Keine Unfallschwerpunkte

Zwar seien der Boeler Ring und die Eckeseyer Straße keine Unfallschwerpunkte, „aber hier wurden in der Vergangenenheit viele Geschwindigkeitsübertretungen gemessen“, hatte schon vor einigen Wochen Hans Sporkert, Chef des Hagener Ordnungsamtes, die Umsetzung der Blitzsäulen begründet. Die Polizei hatte an beiden neuen Blitz-Punkten zuletzt häufig mit einer Laser-Blitze gestanden.

Gründonnerstag schon 200 Verstöße

Das hat sich noch nicht bei allen Kraftfahrern herumgesprochen: Die Lokalzeitung „Westfalenpost“ berichtet in ihrer Samstagausgabe, dass an diesen beiden Säulen bereits am Gründonnerstag von Sonnenaufgang bis 10 Uhr rund 200 Fahrzeuge geblitzt wurden, die zu schnell unterwegs waren.

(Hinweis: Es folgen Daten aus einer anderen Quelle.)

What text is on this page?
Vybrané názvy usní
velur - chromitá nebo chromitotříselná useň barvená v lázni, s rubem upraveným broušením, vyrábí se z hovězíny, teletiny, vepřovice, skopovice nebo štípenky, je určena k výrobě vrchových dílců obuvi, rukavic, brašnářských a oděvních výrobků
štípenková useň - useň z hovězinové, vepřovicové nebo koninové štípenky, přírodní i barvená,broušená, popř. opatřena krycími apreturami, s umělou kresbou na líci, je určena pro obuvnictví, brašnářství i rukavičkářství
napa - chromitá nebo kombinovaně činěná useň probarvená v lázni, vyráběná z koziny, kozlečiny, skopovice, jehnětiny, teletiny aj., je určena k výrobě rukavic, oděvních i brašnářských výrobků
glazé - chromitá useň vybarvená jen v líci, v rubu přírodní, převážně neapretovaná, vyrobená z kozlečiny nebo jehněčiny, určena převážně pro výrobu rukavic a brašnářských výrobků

Fast 5 Mio. Euro in 2015 eingenommen

Insgesamt sind im Stadtgebiet 31 stationäre Radaranlagen aufgestellt. Die Einnahmen daraus haben sich zu einer kräftigen Einnahmequelle entwickelt. Im vergangenen Jahr 2015 wurden, so geht aus dem „Westfalenpost“-Bericht hervor, rund 212.000 Tempostöße registriert und geahndet – und die Stadt kassierte dafür 4,899 Millionen Euro Einnahmen.

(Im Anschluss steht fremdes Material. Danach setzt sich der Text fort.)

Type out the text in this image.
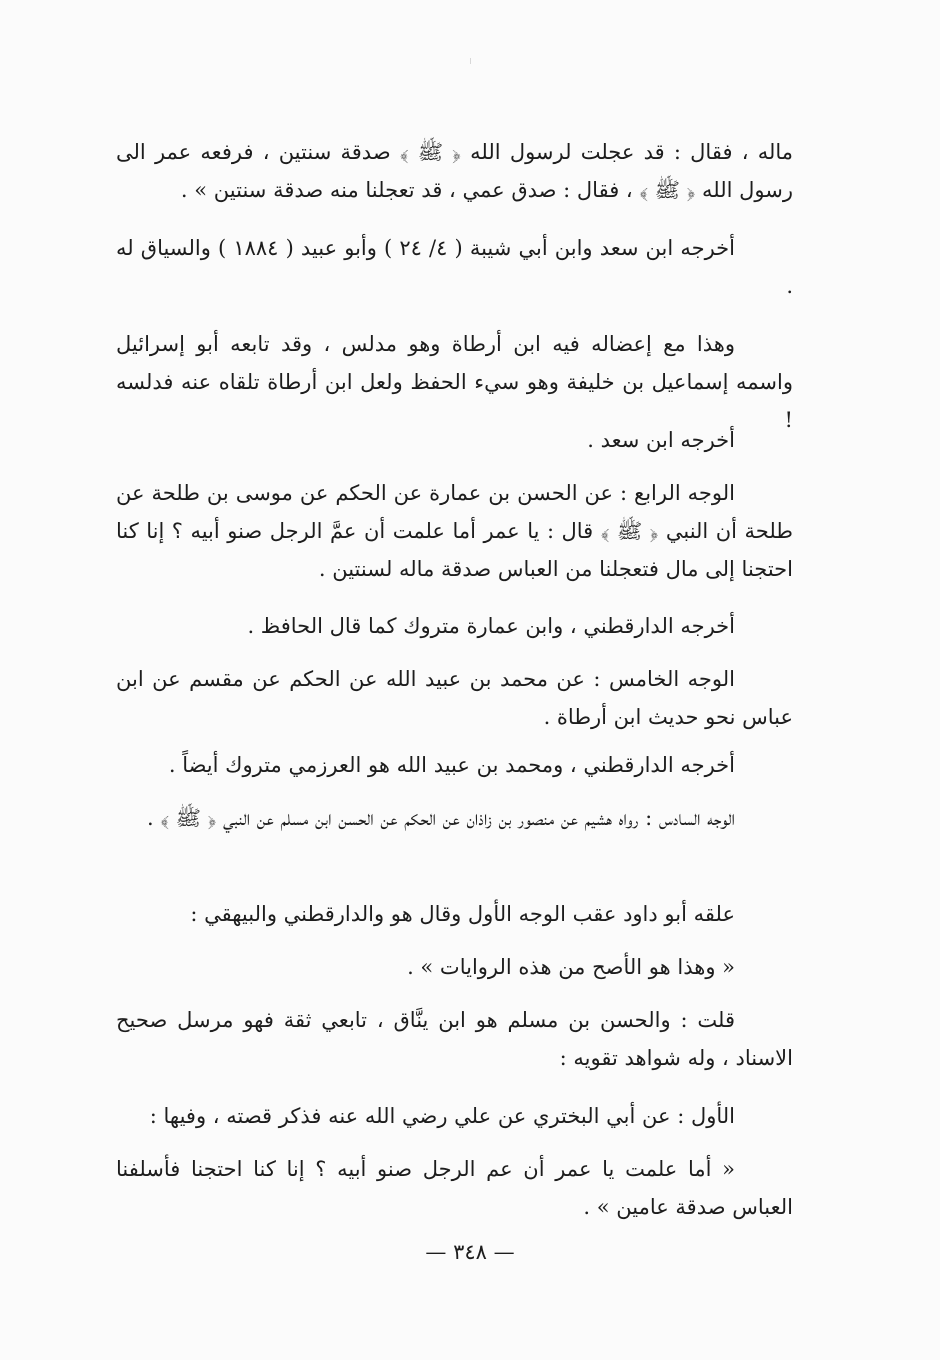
ماله ، فقال : قد عجلت لرسول الله ﴿ ﷺ ﴾ صدقة سنتين ، فرفعه عمر الى رسول الله ﴿ ﷺ ﴾ ، فقال : صدق عمي ، قد تعجلنا منه صدقة سنتين » .

أخرجه ابن سعد وابن أبي شيبة ( ٤/ ٢٤ ) وأبو عبيد ( ١٨٨٤ ) والسياق له .

وهذا مع إعضاله فيه ابن أرطاة وهو مدلس ، وقد تابعه أبو إسرائيل واسمه إسماعيل بن خليفة وهو سيء الحفظ ولعل ابن أرطاة تلقاه عنه فدلسه !

أخرجه ابن سعد .

الوجه الرابع : عن الحسن بن عمارة عن الحكم عن موسى بن طلحة عن طلحة أن النبي ﴿ ﷺ ﴾ قال : يا عمر أما علمت أن عمَّ الرجل صنو أبيه ؟ إنا كنا احتجنا إلى مال فتعجلنا من العباس صدقة ماله لسنتين .

أخرجه الدارقطني ، وابن عمارة متروك كما قال الحافظ .

الوجه الخامس : عن محمد بن عبيد الله عن الحكم عن مقسم عن ابن عباس نحو حديث ابن أرطاة .

أخرجه الدارقطني ، ومحمد بن عبيد الله هو العرزمي متروك أيضاً .

الوجه السادس : رواه هشيم عن منصور بن زاذان عن الحكم عن الحسن ابن مسلم عن النبي ﴿ ﷺ ﴾ .

علقه أبو داود عقب الوجه الأول وقال هو والدارقطني والبيهقي :

« وهذا هو الأصح من هذه الروايات » .

قلت : والحسن بن مسلم هو ابن ينَّاق ، تابعي ثقة فهو مرسل صحيح الاسناد ، وله شواهد تقويه :

الأول : عن أبي البختري عن علي رضي الله عنه فذكر قصته ، وفيها :

« أما علمت يا عمر أن عم الرجل صنو أبيه ؟ إنا كنا احتجنا فأسلفنا العباس صدقة عامين » .

— ٣٤٨ —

Autobahn-Blitze ein „Goldesel“

Das ist gegenüber dem Jahr zuvor eine enorme Steigerung um 110 Prozent; 2014 spülten die Raser rund 2,331 Millionen Euro in die Stadtkasse. Die Funktion des Goldesels hat dabei die Blitzanlage auf der Autobahn A 45 („Sauerlandlinie“) übernommen, die vor der Baustelle zur neuen Lennetalbrücke aufgestellt wurde, und zwar im Juli 2015. Obwohl mehrfach am Fahrbahnrand auf die Radarmessung hingewiesen wird, überschritten bis Jahresende 2015 gut 105.000 Autofahrer die erlaubte Geschwindigkeit von 80 Stundenkilometern. Allein in diesem Jahr waren es schon 30.000 Autofahrer, die die Induktionsschleifen zu schnell überfuhren. Der Spitzenreiter insgesamt raste mit satten 184 gemessenen km/h durch den Baustellenbereich.

Messung auch in Kurven

Um die Geschwindigkeitsverstöße zu erfassen, sind in Hagen über die stationären Starenkästen hinaus zwei transportable Radargeräte im Einsatz. Zudem ist die Verkehrspolizei mit Radar- und Lasergeräten sowie einem sogenannten Einheitensensor (Typ ES 3.0) tagein, tagaus unterwegs. Letzterer kann auch seitlich und in Kurven Geschwindigkeiten messen. Laut „Westfalenpost“ erfasste die Polizei im vergangenen Jahr 28.500 Schnellfahrer.